In the given nuclear reaction, the element X is:

${}_{11}^{22}\mathrm{Na}$ → X + e⁺ + v

CONCEPT:

Beta decay is the radioactive decay process in which the proton is transformed into a neutron or vice versa. There are two types of beta decay processes that follow;

1. Beta-Plus decay
2. Beta-Negative decay.

1. Beta-Plus decay - In this process proton disintegrates into the neutron which results in a decrease in the atomic number of the given sample. It is written as,

 ${}_Z^A\mathrm{X}$→ ${}_{Z-1}^A\mathrm{Y}$​​ + e+ + v

Here, A is the mass number, Z is the atomic number and v is the electron neutrino.

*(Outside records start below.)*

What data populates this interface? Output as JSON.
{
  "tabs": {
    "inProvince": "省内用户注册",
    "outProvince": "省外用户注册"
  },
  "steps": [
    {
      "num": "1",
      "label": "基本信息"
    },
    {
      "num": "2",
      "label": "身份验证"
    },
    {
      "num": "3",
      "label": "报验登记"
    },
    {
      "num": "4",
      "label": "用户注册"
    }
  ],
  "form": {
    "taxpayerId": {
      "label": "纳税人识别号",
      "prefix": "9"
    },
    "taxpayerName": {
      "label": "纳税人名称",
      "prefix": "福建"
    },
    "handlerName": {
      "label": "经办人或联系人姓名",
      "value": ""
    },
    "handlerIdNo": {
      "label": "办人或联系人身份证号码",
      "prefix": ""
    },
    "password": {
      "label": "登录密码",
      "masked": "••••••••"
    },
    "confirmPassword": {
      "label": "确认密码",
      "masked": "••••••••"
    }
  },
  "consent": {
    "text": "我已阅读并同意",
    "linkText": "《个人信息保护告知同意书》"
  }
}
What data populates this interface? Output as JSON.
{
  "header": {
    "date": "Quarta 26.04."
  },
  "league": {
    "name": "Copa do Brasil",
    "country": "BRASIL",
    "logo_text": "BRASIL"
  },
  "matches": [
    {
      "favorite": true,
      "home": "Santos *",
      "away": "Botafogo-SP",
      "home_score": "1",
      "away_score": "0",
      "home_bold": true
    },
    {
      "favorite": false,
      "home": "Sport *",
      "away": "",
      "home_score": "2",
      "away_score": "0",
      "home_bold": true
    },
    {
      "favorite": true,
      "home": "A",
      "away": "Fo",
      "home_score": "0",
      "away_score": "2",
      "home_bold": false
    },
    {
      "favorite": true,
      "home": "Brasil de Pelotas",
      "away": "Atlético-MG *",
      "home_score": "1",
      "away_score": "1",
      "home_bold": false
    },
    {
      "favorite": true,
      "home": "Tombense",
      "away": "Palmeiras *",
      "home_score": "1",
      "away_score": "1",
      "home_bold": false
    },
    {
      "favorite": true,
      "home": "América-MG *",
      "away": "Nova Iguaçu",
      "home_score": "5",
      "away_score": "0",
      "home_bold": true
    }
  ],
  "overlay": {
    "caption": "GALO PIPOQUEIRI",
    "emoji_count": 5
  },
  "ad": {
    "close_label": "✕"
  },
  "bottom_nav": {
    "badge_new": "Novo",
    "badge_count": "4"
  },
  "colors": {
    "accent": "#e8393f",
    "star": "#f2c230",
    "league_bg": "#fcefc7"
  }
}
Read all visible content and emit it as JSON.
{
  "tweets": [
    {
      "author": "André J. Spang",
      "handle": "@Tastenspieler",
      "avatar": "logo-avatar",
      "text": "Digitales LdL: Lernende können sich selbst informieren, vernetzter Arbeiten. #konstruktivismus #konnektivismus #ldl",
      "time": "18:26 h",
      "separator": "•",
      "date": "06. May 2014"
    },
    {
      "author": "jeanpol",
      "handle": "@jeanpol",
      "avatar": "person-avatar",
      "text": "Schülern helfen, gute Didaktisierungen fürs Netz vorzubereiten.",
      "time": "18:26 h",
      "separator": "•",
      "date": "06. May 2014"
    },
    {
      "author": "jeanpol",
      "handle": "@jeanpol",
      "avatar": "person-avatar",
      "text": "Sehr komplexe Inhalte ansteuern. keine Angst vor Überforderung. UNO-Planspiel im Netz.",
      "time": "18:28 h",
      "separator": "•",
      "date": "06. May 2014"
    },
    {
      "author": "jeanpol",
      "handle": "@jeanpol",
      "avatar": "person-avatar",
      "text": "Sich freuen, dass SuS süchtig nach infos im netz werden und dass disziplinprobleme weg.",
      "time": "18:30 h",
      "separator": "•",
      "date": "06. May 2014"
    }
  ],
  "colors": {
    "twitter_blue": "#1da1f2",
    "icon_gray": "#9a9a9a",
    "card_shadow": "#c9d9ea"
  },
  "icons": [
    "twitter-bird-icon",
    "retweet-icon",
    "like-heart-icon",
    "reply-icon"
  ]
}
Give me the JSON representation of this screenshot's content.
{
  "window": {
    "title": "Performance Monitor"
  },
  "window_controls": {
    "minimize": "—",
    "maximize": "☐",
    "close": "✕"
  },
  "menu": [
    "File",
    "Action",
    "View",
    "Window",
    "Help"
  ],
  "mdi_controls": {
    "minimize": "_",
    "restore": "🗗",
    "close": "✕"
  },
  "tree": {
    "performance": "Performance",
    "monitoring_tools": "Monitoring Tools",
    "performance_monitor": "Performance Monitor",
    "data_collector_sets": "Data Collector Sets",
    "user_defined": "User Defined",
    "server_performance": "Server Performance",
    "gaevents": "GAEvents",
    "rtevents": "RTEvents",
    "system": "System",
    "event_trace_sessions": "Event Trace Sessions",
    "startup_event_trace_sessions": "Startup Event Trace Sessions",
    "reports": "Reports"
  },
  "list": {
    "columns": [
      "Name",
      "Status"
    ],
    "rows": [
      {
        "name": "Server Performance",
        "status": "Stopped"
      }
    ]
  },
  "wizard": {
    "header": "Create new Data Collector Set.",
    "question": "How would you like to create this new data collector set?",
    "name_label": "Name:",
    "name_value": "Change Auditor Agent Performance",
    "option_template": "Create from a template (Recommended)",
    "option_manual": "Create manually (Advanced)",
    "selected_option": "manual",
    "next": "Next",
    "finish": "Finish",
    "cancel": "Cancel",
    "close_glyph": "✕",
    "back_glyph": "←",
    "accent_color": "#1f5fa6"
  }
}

2. Beta-Negative decay - In this process proton disintegrates into the neutron which results in an increase in the atomic number of the given sample. It is written as,

${}_Z^A\mathrm{X}$ → ${}_{Z+1}^A\mathrm{Y}$ + e^- + $\overline{v}$

Here, A is the mass number, Z is the atomic number, and​ $\overline{v}$​ is antineutrino.

CALCULATION:

Given nuclear reaction is 

${}_{11}^{22}\mathrm{Na}$ → X + e+ + v

Here we can see that it is the Beta-Plus decay because we are given e⁺ and v on the product side and according to the Beta-Plus decay, the proton disintegrates into the neutron which results in a decrease in the atomic number. Therefore in X the atomic number decrease we have;

As there is a decrease in Atomic Number it turns from (Z = 11 i.e. Na to Z = 10 i.e. Ne)

Following is the reaction.

${}_{11}^{22}\mathrm{Na}$ → ${}_{10}^{22}\mathrm{Ne}$+ e+ + v

Therefore, X = ${}_{10}^{22}\mathrm{Ne}$

Hence option 4) is the correct answer.